En effet, si le film prend clairement et vigoureusement parti sur la responsabilité des milieux dirigeants dans l’attentat, effectué dans le but de déclarer l’état d’urgence et de préparer un coup d’Etat,  il semble que son objectif principal soit moins de dénoncer les "vrais" coupables que de restituer le climat de tension et d’incertitude permanentes des "années de plomb" que vécut l’Italie de 1969 à la fin des années 1980   . Ainsi, l’attentat lui-même ne survient qu’après une demi-heure de film, consacrée à dépeindre un automne 1969 marqué par des grèves, de violentes manifestations et un climat de suspicion généralisée – la police surveillant des groupuscules anarchistes eux-mêmes infiltrés par d’autres groupuscules néo-fascistes secrètement liés avec l’administration…et les forces de police.
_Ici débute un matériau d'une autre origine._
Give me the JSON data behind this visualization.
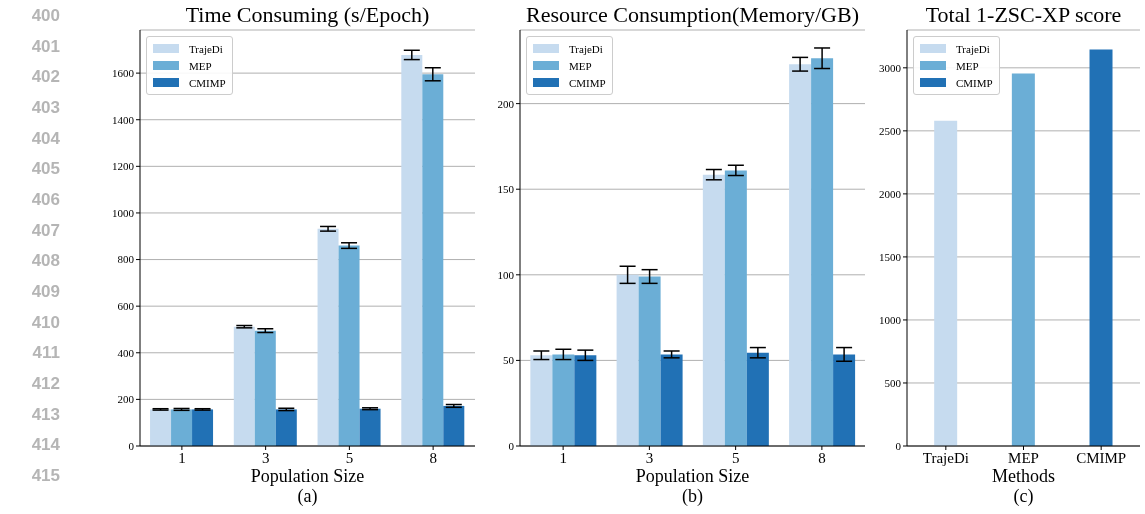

Librement inspiré du livre de Paolo Cucchiarelli, Il segreto di Piazza Fontana, le film recrée cette atmosphère troublée en s’appuyant principalement sur les armes de la reconstitution historique (les images d’archives n’apparaissent que dans la scène des funérailles des victimes, par le biais de l’écran de télévision que regardent les personnages), ainsi que sur les performances de remarquables acteurs (notamment Fabrizio Gifuni en Aldo Moro) ; bref, il assume pleinement sa nature de "fiction", mais une fiction délibérément ancrée dans le réel. À la différence, par exemple, de Buongiorno, Notte de Marco Bellocchio (2003)   , Piazza Fontana se refuse toute évasion vers le rêve et toute exploration des aspirations intimes des personnages – ce qui lui permet aussi d’éviter tout sentimentalisme. Au contraire, le film tente de manifester le pouvoir explicatif que la fiction possède vis-à-vis du réel.
Le titre original du film, Romanzo di una strage (littéralement "roman d’un massacre"), s’inspire en effet de la déclaration de Pasolini qui affirmait en 1974 dans son article "Io so" connaître les coupables de l’attentat de Piazza Fontana, non par des indices ou des preuves, mais grâce à la capacité propre au romancier de relier les faits en apparence les plus éloignés. Le montage d’ensemble du film, juxtaposant différents milieux et une multitude de personnages, fait directement écho à cette affirmation.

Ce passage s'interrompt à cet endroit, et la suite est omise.